580P - Hepatic arterial infusion (HAI) of oxaliplatin plus intravenous (IV) fluorouracil (FU), leucovorin (LV) and cetuximab for first-line treatment of un...

Date 01 October 2012
Event ESMO Congress 2012
Session Poster presentation III
Topics Anticancer agents
Colon and Rectal Cancer
Biological therapy
Presenter David Malka
Authors D. Malka1, V. Boige2, M. Faron3, C. Caramella4, E. Boucher5, P. Rivera6, T. de Baere4, D. Goéré7, J. Pignon3, M. Ducreux2
  • 1Oncology, Institut Gustave Roussy, 94805 - Villejuif/FR
  • 2Oncologic Medicine, Institut Gustave Roussy, 94805 - Villejuif/FR
  • 3Biostatistics And Epidemiology, Institut Gustave Roussy, Villejuif/FR
  • 4Radiology, Institut Gustave Roussy, Villejuif/FR
  • 5Medical Oncology, Centre Eugène Marquis, Rennes/FR
  • 6Medical Oncology, CHU, Toulouse/FR
  • 7Surgery, Institut Gustave Roussy, Villejuif/FR



To determine the efficacy and tolerance of HAI oxaliplatin plus iv FU/LV and cetuximab in patients (pts) with unresectable CRLM.


Main eligibility criteria for this phase 2 study were: histologically proven colorectal adenocarcinoma; tumor wild-type (wt) KRAS status (protocol amendment in 09/2008); unresectable CRLM; no extrahepatic disease (except primary with absent/mild symptoms, and ≤ 3 nonspecific lung nodules ≤ 5 mm in diameter); no prior chemotherapy for metastatic disease; WHO performance status 0-1. After surgical or percutaneous insertion of an implantable HAI catheter, pts were treated with HAI oxaliplatin (100 mg/m2 in 2 hrs) plus iv modified LV5FU2 regimen (LV, 400 mg/m2 in 2 hrs; FU, 400 mg/m2 bolus then 2400 mg/m2 in 46 hrs) every two weeks plus iv cetuximab (400 mg/m2 then 250 mg/m2/week, or 500 mg/m2 every two weeks) until disease progression, limiting toxicity, or CRLM resection. Primary endpoint was objective response rate (ORR) (RECIST 1.0). Secondary endpoints included toxicity (NCI CTC-AE v3.0), disease control rate (DCR), resection rate, progression-free survival (PFS), and overall survival (OS).

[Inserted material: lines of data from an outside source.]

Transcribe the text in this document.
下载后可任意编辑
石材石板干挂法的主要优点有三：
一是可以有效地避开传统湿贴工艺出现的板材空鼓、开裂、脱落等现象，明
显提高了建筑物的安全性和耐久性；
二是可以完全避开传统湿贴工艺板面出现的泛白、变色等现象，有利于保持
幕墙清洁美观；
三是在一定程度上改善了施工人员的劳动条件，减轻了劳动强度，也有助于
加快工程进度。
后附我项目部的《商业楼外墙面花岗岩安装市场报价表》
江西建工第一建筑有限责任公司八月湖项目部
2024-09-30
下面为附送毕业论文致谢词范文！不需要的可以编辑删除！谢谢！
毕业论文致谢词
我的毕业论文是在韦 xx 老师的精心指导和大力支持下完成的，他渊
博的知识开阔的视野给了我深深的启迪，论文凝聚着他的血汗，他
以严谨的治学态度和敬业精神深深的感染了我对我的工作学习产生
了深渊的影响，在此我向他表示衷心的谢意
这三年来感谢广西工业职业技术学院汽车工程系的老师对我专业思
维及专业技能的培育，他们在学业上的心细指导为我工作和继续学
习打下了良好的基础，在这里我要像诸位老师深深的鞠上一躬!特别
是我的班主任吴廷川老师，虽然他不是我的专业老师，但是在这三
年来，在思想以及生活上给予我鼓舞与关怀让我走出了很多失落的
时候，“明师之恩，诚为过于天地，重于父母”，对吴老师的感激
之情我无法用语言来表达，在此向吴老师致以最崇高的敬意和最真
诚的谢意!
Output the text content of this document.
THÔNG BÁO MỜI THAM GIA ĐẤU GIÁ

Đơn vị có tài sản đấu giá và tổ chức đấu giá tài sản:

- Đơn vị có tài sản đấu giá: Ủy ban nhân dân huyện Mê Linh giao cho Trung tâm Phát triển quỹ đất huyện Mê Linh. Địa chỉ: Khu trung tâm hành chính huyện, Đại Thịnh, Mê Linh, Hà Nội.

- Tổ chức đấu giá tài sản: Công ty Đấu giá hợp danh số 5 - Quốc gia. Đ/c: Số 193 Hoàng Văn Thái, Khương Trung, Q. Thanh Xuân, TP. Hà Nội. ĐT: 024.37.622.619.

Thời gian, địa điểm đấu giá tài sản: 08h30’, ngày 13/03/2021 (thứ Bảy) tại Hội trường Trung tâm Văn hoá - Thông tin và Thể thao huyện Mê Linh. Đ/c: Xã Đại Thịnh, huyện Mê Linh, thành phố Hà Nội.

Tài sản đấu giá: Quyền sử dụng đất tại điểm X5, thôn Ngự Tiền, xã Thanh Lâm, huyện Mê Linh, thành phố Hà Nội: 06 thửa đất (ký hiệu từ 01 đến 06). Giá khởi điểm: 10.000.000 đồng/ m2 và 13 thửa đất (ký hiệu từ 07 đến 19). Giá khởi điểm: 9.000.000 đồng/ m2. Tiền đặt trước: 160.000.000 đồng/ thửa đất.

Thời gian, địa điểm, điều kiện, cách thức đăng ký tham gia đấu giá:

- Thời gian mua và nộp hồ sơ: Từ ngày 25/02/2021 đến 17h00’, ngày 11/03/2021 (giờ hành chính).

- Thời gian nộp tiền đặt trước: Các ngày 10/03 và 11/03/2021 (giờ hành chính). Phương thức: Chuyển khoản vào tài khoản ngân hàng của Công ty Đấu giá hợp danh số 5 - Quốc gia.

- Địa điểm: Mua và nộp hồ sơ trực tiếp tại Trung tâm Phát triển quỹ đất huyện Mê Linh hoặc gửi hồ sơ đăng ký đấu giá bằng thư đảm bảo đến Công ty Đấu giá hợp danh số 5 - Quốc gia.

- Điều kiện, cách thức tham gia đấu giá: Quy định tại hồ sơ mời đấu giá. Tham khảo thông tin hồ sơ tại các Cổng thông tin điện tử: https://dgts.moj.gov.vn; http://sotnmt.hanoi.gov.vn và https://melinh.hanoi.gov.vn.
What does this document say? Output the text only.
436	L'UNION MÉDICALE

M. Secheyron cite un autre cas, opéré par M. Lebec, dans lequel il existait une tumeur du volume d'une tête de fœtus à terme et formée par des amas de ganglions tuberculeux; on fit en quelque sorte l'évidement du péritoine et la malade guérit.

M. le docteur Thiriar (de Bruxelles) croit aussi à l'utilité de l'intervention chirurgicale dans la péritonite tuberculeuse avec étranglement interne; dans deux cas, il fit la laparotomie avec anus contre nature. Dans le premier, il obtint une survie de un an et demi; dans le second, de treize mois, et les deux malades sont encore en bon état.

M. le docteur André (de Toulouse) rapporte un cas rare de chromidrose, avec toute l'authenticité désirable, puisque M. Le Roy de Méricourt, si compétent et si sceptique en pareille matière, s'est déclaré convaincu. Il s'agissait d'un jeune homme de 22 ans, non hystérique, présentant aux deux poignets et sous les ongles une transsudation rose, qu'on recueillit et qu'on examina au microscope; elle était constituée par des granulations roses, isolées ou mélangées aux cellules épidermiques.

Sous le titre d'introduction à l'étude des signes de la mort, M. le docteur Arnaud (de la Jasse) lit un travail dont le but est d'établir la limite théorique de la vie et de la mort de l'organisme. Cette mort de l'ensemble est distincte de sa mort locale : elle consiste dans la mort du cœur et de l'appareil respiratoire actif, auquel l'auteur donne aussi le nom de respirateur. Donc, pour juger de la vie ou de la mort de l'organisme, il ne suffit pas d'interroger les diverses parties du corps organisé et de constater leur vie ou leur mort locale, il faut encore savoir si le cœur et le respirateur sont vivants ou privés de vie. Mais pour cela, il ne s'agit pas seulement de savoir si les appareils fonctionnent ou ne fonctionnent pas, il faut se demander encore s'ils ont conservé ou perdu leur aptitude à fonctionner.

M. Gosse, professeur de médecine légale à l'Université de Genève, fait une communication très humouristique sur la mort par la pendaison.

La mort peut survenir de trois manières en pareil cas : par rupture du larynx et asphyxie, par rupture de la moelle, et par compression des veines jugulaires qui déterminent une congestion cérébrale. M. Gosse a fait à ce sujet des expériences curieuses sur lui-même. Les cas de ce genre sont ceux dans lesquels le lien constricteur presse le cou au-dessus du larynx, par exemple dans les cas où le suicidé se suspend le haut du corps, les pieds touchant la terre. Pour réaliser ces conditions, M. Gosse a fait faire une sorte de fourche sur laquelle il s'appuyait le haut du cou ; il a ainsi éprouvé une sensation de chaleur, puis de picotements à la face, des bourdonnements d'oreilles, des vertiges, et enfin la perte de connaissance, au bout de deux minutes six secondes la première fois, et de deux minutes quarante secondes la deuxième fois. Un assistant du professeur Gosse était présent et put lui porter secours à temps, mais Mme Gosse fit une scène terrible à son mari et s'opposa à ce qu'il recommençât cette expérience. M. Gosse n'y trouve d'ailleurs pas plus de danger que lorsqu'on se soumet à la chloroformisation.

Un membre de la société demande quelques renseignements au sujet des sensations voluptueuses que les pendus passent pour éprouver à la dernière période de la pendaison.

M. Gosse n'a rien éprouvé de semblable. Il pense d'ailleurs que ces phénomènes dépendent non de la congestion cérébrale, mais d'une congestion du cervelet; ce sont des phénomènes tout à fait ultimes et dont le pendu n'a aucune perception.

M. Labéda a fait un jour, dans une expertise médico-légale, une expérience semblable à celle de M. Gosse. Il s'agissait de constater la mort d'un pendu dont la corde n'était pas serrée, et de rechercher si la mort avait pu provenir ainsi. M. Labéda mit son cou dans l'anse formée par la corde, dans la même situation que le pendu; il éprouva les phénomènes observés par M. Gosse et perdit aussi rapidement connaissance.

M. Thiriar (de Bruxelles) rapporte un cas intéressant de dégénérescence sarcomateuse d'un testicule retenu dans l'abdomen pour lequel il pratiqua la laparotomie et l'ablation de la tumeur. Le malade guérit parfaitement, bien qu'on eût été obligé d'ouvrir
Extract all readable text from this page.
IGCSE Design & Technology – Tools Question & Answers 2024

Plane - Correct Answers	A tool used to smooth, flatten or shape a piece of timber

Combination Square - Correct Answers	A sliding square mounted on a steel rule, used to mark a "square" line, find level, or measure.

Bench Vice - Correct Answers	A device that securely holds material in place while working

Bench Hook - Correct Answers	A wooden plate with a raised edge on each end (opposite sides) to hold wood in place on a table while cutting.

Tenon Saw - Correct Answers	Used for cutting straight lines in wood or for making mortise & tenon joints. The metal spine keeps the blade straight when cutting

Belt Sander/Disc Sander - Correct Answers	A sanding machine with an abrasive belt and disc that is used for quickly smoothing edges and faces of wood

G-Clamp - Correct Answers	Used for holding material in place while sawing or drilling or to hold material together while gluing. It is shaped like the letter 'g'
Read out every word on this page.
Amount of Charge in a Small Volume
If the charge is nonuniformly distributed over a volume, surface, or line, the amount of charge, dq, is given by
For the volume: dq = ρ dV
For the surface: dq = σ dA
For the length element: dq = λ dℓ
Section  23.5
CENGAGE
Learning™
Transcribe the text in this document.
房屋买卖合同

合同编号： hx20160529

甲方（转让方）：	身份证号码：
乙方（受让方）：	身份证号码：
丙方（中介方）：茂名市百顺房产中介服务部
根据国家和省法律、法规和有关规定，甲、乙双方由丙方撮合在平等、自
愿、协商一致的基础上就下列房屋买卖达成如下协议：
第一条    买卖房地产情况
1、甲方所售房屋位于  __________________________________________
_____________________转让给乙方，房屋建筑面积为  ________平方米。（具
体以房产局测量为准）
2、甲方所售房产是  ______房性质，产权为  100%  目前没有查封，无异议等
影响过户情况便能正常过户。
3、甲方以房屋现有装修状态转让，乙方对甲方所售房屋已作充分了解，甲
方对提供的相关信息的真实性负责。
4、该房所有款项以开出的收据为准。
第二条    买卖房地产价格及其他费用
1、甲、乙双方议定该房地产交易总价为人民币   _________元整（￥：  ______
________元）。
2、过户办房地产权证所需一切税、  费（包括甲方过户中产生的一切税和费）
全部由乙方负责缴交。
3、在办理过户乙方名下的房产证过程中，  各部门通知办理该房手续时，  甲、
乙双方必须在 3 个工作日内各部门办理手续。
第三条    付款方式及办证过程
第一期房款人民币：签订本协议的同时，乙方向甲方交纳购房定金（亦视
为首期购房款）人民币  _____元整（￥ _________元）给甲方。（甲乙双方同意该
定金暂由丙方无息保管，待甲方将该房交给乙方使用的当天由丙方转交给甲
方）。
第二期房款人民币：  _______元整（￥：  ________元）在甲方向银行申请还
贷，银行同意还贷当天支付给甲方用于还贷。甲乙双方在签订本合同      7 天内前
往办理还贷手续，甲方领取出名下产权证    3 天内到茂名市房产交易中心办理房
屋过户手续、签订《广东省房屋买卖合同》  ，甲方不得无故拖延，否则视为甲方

A total of 36 pts were included in 8 centers from 11/2006 to 12/2009. Most of the 35 eligible pts (male, 63%; median age, 54 yrs [range, 33-75]) had extensive disease (≥ 4 CRLM, 88%; bilobar CRLM, 91%). Pts received a median of 10 cycles (range, 1-41). Main severe toxicity was abdominal pain (40%), neutropenia (37%), peripheral neuropathy (34%) and rash (29%). Among 32 evaluable pts, ORR was 87% and DCR was 97%. Among the evaluable pts with wt KRAS (n = 27) or wt KRAS/BRAF (n = 24) tumor status, ORR were 89% and 96% and DCR 96% and 100%, respectively. Overall, 23 of the 35 pts (66%) underwent curative-intent resection and/or radiofrequency ablation (wt KRAS pts, 21 [70%]; wt KRAS/BRAF pts, 20 [74%]). After a median follow-up of 48 months, median PFS was 29 months (median OS, not reached).


First-line HAI oxaliplatin plus iv LV5FU2 and cetuximab seems feasible and highly effective in pts with unresectable CRLM.


D. Malka: Membership on an advisory board: Roche Research funding: Amgen, Merck Serono, Sanofi-Aventis.

M. Ducreux: Membership on an advisory board: Roche, Pfizer, Sanofi-Aventis, Merck Serono, Amgen Research funding: Roche, Merck Serono, Pfizer.

All other authors have declared no conflicts of interest.